Ia mengambil secarik kertas, melukiskan simbol aneh dengan darah segar. Satu demi satu, nama-nama para tetua tertulis di atasnya. Ritual telah dimulai.
---
Sementara itu, di sebuah gubuk kecil di tepi hutan, Jiang Hao merawat luka Mu Zhen. Ying’er duduk di dekat perapian, memeluk kecapinya erat-erat.
“Bagaimana lukamu?” tanya Jiang Hao dengan suara pelan.
Mu Zhen tersenyum pahit. “Aku sudah tua. Luka kecil begini tak akan membunuhku.”
Namun Jiang Hao tahu, luka itu dalam. Ia menggenggam tangan Mu Zhen sejenak, rasa bersalah mengalir di matanya.
“Aku tidak akan membiarkan ini terjadi lagi,” bisiknya.
Mu Zhen menggeleng pelan. “Bukan salahmu. Dunia ini kejam, Hao. Kau hanya... terlalu manusiawi untuk dunia seperti ini.”
Ying’er menoleh ke arah mereka, matanya kosong tapi hatinya peka. “Kadang... untuk melindungi sesuatu yang berharga, kita harus menjadi monster.”
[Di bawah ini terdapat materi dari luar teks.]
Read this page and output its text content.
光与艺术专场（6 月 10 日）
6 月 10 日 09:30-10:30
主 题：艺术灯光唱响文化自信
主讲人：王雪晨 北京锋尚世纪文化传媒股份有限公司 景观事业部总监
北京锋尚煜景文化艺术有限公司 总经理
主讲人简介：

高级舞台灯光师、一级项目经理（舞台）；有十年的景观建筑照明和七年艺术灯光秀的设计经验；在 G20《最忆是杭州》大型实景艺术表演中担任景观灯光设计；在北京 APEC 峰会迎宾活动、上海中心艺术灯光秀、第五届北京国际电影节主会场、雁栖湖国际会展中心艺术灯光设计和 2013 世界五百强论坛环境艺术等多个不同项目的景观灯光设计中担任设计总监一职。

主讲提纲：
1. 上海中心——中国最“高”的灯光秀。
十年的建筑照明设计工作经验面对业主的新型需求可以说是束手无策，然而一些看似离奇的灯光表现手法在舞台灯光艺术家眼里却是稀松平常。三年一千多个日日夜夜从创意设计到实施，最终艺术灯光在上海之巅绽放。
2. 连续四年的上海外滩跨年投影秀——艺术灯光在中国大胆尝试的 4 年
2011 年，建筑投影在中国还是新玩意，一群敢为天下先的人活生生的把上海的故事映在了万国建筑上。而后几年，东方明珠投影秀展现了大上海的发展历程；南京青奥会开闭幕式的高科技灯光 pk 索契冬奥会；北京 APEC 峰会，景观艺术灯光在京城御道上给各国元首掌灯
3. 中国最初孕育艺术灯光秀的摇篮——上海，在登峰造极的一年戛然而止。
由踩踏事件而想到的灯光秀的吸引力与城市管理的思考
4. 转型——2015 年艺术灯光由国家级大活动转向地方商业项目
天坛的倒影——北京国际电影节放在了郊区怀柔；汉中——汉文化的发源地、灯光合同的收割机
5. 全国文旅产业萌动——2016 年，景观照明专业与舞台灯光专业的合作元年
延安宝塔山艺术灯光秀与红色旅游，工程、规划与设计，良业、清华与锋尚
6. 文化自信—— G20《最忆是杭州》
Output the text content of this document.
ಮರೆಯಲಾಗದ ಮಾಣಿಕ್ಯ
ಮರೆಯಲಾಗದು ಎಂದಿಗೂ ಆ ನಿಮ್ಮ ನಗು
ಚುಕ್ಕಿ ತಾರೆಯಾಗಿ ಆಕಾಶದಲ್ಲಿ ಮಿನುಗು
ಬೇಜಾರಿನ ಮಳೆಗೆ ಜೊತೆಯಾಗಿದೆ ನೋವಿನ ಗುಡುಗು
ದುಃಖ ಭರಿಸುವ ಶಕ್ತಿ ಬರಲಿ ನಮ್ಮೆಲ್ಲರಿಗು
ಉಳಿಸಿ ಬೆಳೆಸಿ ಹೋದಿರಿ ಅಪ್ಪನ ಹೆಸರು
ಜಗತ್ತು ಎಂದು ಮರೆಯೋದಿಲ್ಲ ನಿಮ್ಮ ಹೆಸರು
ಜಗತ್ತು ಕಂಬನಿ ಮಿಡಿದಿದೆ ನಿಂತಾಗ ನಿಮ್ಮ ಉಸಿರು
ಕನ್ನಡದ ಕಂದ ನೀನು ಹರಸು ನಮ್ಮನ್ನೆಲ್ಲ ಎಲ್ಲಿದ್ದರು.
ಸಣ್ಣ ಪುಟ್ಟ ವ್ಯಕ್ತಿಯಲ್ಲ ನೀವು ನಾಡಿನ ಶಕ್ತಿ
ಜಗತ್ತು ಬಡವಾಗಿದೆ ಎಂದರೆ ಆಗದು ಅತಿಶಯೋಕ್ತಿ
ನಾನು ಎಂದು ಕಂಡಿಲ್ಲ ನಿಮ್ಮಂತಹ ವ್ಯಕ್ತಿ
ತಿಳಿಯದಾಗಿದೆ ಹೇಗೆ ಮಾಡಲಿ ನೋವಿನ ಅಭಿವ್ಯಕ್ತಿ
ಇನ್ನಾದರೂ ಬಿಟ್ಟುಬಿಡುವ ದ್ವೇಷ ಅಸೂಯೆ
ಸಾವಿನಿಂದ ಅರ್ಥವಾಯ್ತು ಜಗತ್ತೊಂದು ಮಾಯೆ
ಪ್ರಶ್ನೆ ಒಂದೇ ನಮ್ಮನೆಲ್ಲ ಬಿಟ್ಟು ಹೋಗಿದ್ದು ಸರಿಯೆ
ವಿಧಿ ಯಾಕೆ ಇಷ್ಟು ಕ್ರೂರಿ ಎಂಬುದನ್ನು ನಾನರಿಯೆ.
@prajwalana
Kata-kata itu membuat Jiang Hao terdiam lama. Api di perapian bergoyang, bayangannya menari di dinding.
---
Malam bergulir. Di dalam tidurnya, Ying’er bermimpi.
Ia berdiri di tengah padang bunga yang terbakar. Api berkobar di sekelilingnya. Di tengah lautan api itu, Jiang Hao berdiri, tubuhnya nyaris tak terlihat dari asap hitam yang membungkusnya. Tangannya—yang kini berdenyut kehijauan sepenuhnya—menggapai Ying’er, namun di balik matanya, ada amarah, kesedihan... dan sesuatu yang asing.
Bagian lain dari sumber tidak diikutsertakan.